Downtown Westfield neighbors air complaints

Ward 3 City Councilor Brain Hoose speaks about some of the complaints he receives stemming from the late-night activities of college students in the downtown area, during a meeting staged by the Westfield State University Neighborhood Advisory Board at Landsdown Place last night. (Photo by The Westfield News/Carl E. Hartdegen)

WESTFIELD (The Westfield News) – Fewer than a dozen city residents attended an open meeting of Westfield State University’s Neighborhood Advisory Board last night but they were united in their belief that university officials should do more to control their loud and rowdy students who roam the city’s downtown streets late at night, making their neighborhood miserable on weekends.

The college officials responded by saying that, although they can exert considerable control over the 200 students living in Landsdowne Place, an ‘on-campus’ residential hall, university police and other university personnel have no jurisdiction over the 500-800 students living in free market housing.

Residents were free with their complaints about noise and vandalism the students are seen to be responsible for but got very little tangible assistance from the university and city police who spoke at the meeting. John Romani and members of his family were at the meeting to complain about the young people who roam his neighborhood at night.“I think that Westfield State, they need to take a bigger responsibility for having more of their people down here patrolling these kids,” Romani said. “It’s not just the city cops, it’s the Westfield State Cops” who should be patrolling to control the roving youths whose casual vandalism and unfortunate habit of urinating in inappropriate places are ever-present problems for their neighbors. He asked if the impact on the neighborhood was considered before the university started housing students downtown or, he asked “was the idea to just get us out of here?’He said he will move from the area.“We are going to get out, eventually”, he said but in the meantime “you almost feel like you’re a little bug” and nobody takes the residents into consideration. He said the students have “no respect” for the property and sensibilities of the residents and no concern for the impact of their casual vandalism and disturbances.

Anthony Casciano, the director of WSU public safety, said that his officers have no jurisdiction downtown, except for on the property the university leases and pointed out that the WSU force also has a campus to patrol.

Ron St. George, a resident of the nearby General Shepard Apartments, said “what we, and everybody else in this area, put up with is phenomenal.”St. George pointed out that many of the residents of his building, which is primarily occupied by senior citizens, have a variety of handicaps.“Some are totally disabled,” he said but all of them “can expect to be woken up, at least four or five times a night” by students “screaming, hollering, running in the middle of the street. I don’t know what they’re doing but it’s bad for them.” “This problem should have been addressed from day one,” he said, “There should be fixed responsibility. There should be accountability and consequences for behavior that is ridiculous to young men and women.” “I myself, I have to sleep with ear plugs and a fan running,” he said.
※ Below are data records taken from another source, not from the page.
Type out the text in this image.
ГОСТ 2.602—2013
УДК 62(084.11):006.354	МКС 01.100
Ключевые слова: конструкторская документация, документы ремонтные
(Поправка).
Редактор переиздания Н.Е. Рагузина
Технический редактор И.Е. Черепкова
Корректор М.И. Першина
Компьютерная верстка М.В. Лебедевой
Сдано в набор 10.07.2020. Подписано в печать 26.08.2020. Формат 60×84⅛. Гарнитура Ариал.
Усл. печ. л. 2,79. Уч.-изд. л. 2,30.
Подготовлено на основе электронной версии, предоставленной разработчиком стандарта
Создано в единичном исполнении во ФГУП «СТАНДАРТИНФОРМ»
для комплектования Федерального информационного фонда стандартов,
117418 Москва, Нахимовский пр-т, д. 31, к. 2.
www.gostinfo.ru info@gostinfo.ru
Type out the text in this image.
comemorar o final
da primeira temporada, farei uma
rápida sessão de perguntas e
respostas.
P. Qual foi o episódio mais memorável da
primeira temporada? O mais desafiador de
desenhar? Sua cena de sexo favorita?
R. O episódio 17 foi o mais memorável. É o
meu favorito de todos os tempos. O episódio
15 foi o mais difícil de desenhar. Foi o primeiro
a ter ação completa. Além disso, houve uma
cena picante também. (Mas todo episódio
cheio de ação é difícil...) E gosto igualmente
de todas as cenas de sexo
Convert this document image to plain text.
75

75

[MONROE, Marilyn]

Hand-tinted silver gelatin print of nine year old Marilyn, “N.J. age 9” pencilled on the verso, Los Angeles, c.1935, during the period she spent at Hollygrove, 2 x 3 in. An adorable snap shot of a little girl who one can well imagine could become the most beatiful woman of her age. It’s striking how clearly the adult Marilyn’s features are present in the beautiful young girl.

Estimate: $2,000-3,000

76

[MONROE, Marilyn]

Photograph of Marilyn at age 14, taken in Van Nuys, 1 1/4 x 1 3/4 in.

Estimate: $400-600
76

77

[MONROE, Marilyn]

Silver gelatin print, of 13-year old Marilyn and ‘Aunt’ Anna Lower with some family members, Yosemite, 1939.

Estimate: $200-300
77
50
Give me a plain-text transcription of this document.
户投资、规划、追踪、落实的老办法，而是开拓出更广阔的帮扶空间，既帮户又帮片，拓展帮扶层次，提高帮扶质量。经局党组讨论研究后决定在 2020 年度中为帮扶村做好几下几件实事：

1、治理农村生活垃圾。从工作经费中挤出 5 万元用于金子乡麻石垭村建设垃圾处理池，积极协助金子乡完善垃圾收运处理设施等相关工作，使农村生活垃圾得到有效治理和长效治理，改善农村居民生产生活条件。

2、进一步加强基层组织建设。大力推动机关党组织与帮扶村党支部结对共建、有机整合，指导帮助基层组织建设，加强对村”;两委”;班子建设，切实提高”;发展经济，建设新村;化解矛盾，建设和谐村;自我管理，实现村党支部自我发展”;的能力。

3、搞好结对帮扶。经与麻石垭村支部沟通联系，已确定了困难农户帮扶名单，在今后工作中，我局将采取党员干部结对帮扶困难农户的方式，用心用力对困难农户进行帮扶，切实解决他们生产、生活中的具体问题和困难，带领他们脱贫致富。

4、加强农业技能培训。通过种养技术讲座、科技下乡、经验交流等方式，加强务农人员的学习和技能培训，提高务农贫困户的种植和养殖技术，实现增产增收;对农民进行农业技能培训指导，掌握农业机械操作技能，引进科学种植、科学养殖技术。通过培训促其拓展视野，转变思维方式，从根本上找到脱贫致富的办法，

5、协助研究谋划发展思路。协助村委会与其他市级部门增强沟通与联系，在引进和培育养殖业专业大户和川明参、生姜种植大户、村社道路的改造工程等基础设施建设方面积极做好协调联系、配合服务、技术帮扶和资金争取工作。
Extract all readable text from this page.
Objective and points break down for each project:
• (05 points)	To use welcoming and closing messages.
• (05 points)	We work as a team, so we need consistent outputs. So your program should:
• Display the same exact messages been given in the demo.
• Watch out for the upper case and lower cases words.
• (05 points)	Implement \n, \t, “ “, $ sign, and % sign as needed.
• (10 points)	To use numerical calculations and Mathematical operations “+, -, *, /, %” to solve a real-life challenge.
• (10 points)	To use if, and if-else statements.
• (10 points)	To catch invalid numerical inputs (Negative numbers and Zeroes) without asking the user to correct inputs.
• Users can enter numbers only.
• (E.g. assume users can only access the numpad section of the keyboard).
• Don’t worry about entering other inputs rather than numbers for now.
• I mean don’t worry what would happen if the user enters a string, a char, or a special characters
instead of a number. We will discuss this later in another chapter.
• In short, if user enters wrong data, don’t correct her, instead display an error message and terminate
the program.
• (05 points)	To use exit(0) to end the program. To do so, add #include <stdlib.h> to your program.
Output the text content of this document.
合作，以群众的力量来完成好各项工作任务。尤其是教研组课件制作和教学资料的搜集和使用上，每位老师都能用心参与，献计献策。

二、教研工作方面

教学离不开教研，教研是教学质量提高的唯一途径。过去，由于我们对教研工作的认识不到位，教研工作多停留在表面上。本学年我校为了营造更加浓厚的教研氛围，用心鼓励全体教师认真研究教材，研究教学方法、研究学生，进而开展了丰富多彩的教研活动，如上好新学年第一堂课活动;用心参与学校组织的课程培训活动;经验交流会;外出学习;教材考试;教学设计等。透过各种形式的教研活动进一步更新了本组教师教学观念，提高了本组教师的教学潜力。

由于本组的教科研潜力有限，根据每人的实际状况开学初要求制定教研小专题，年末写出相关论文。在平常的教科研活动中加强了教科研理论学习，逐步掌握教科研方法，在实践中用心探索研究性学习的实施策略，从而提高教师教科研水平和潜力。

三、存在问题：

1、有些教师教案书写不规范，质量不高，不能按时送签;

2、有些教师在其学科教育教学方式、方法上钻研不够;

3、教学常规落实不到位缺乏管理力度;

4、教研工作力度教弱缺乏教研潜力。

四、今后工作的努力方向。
Victoria Landry, the chair of the Neighborhood Advisory Board, thanked St. George for his patience and said “It’s not all the students who are causing the problem and I really fell bad about it. A resident assistant at Landsdowne Place, Eric Duval, agreed and said that as long as the students are in the building, which is technically university-controlled on-campus housing, the staff can keep them under control but said “once they go out into the street we can’t do anything about them.”

The advice for residents who have an immediate problem was simply to call police when a disturbance occurs but some preventative procedures were offered. Students say the problems are caused by a small minority and they sympathize with area residents.

A student at the meeting, Robert Schultz, suggested that, after a resident has been disturbed by youthful neighbors, they should visit the house the next day and ask for a contact telephone number. Then, Schultz said, a resident can text a student during a subsequent disturbance and the threat of police intervention will moderate their behavior.

Sgt. Eric Hall, the commander of the city’s community policing unit, said that city police take steps minimize the problem early in the academic year by visiting as many college residences as possible to advise the tenants about the laws and expectations. He said that officer also work to limit alcohol access by compliance checks at local package stores and said that city police patrol the area in force on Thursday, Friday and Saturday nights. “We’re writing a couple thousand dollars of citation on weekends” but have also taken proactive steps to make ensure someone is responsible for rented apartments. Hall said that landlords are being held accountable for their tenants and can be charged with keeping a disorderly house if their tenants are unruly. Also, Hall said, landlords are encouraged to require that the parents of the young tenants co-sign the leases so they are also responsible. He said that, when there are problems at an address, they first address it with the tenants, then their parents and finally with the landlords. He said that the ultimate sanction is a forced eviction but said that, when he sends letters to the parents of offenders “50 per cent of the time that takes care of the problem” and further action is not needed. Hall agreed that speaking with the neighbors before, or after, a problem has occurred may be the best way to limit the problem as communication is a key component.

Vigilance is also necessary and residents should not hesitate to call police when there are disturbance on the city streets. Calling university officials is only useful when the problem occurs in university housing and, the consensus seems to be, that the problem is most often elsewhere.